Protecting the Sound from the compound of these ills is a complex job, says Wilke, which is why he has joined Earthjustice’s lawsuit to fortify the Clean Water Rule. Puget Sound is fed by thousands of tributaries that traverse mountains, fields, cities and backyards. Nineteen river basins converge there, and much of the water that melts from the Olympic and Cascade mountain ranges drains into Puget Sound. To protect the Sound, it’s imperative to protect its connecting waterways.

These interlocking pieces of Puget Sound’s ecology were Wilke’s first concern when he reviewed the new rule, which he says fails to protect some of the Sound’s most important elements. In particular, he’s concerned that the rule doesn’t provide protection for groundwater or forested wetlands—critical to the protection of the Sound.

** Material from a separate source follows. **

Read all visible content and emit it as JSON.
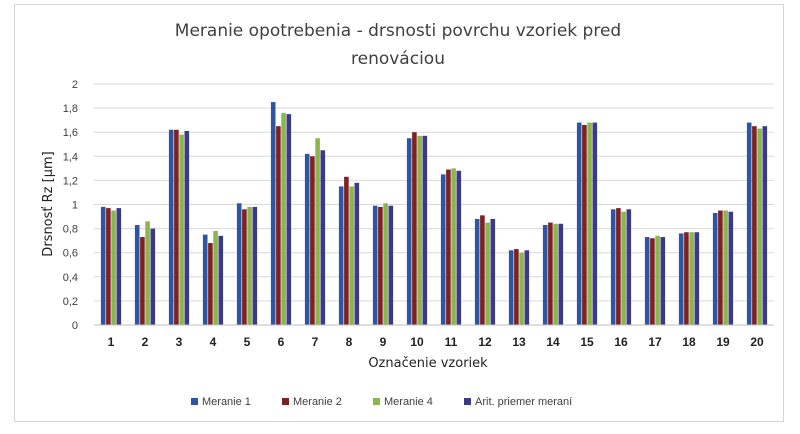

“If your favorite stream, fed by wetlands, is all of a sudden not covered by the Clean Water Act, this is not a good rule for you,” says Wilke. “It’s a step backward.”

The Waters of the U.S. blog series tells the stories of five courageous folks working to protect their beloved local waterways and to push the federal government to strengthen the EPA’s Clean Water Rule. Released in spring 2014, the rule is meant to bolster the 1972 Clean Water Act, which has been watered down over the years by concerted attacks from special interest groups. However, the Clean Water Rule exempts vital waterways, including some springs and desert washes, and Earthjustice—with help from grassroots water warriors—is fighting in courtrooms across the country to ensure that the rule is as protective as possible.